1. LSAH meeting in Dallas in May 19, 2015 to meet and leverage the expertise of the biomarker consortium and the collaborative relationships with the Human Research Program at NASA to plan the transformation of the LSAH into a high-yield cohort study to comprehensively study the effects of training and spaceflight on astronaut health. 2. Data transfer from the cohort studies will begin for aims 2 and 3 and data will be pooled across the multiple cohort studies, including Dallas Heart Study, Framingham Heart Study, ARIC, and MESA. 3. Data definition harmonization is in progress and will be completed when the data pooling has been completed. 4. The statistical analysis plan is being developed and will be shared with collaborators and consultants prior to statistical analyses being performed. 5. A second face to face meeting will be held in October 2015.

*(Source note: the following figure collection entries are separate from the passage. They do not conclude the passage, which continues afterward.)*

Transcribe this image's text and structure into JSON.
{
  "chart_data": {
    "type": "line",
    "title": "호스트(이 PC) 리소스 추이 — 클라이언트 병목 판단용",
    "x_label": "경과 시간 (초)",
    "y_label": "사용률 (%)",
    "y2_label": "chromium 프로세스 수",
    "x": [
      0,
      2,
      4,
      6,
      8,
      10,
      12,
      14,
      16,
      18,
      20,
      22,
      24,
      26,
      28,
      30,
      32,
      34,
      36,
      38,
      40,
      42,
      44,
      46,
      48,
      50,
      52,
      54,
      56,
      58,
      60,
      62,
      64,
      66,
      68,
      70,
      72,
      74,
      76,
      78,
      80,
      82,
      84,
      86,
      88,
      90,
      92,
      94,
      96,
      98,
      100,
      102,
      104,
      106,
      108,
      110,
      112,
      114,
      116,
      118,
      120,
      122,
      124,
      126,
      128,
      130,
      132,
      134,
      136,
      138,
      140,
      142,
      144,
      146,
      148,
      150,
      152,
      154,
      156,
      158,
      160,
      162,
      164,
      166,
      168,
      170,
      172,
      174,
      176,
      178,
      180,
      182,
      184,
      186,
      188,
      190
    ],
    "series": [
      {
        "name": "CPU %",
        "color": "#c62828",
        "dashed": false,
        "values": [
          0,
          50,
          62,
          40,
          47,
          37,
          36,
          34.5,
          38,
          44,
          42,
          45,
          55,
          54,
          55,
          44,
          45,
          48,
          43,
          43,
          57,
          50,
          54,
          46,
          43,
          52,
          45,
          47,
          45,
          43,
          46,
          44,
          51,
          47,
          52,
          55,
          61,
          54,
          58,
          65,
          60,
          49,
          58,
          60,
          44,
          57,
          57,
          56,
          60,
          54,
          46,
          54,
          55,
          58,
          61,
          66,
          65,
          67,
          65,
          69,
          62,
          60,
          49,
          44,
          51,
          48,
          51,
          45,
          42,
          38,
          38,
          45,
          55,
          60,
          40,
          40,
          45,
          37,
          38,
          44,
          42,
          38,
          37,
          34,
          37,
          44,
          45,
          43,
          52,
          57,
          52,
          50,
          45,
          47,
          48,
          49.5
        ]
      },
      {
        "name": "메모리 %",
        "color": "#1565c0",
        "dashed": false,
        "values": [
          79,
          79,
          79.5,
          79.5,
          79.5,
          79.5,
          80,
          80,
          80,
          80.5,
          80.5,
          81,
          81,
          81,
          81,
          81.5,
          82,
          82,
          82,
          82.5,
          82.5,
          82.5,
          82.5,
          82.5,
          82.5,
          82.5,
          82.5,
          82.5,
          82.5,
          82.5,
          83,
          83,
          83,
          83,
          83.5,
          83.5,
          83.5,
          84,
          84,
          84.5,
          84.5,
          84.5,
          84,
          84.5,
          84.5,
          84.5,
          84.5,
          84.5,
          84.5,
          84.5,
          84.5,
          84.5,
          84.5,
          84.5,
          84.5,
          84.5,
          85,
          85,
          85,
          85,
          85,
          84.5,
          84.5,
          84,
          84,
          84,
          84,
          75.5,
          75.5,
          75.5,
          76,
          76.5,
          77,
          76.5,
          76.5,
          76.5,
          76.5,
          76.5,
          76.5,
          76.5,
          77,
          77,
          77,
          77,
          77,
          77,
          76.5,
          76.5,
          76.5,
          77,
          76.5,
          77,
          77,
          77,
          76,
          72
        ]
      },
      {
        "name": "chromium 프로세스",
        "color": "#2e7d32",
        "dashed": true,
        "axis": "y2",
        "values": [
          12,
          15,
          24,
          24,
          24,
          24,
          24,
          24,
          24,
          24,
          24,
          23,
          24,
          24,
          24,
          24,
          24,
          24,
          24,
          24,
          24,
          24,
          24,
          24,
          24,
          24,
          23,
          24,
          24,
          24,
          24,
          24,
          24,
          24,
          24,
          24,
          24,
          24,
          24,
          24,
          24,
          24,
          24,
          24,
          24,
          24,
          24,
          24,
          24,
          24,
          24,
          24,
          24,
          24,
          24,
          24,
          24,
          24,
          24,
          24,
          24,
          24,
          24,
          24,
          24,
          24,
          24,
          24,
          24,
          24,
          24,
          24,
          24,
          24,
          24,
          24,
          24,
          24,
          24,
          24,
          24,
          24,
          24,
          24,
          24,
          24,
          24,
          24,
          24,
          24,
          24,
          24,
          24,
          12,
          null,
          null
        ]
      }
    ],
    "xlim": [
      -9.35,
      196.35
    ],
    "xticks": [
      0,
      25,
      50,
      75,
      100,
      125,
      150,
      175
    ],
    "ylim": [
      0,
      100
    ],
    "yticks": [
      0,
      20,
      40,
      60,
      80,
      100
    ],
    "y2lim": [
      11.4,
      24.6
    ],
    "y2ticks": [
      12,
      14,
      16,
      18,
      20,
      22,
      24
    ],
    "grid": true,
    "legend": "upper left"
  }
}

Our primary objective is to develop a consortium of biomarker and aerospace medicine leaders, with expertise in multiple different testing modalities, and with access to robust existing databases, to identify and validate novel strategies to enhance global CVD risk prediction over two time windows: 1) 10-20 years, representing the full career of the astronaut and 2) 2-5 years, representing the planning and operational phase of a manned mission to Mars. The Biomarker Consortium will provide “real time” advice to NASA on the design of existing screening programs, the status of new biomarkers, and the interpretation of test results. The team of collaborative investigators will pool data from multiple existing cohort studies to develop two distinct multi-modality risk prediction tools, one based on 10-year global CVD risk and one based on 3-year CVD risk. These models will sequentially evaluate novel testing modalities on top of standard risk factors, including coronary calcium (a measure of the extent of coronary atherosclerosis), multiple blood based protein biomarkers that reflect inflammation, cardiac injury and cardiac stress, as well as imaging-based assessments of cardiac function. Finally, we will work directly with NASA researchers in the Human Research Program to explore the feasibility of transforming the Longitudinal Study of Astronaut Health into a prospective state-of-the-art cohort study of the astronaut corps. We will utilize the expertise of the Biomarker Consortium to design a novel program for study of the effects of training and spaceflight on astronaut health.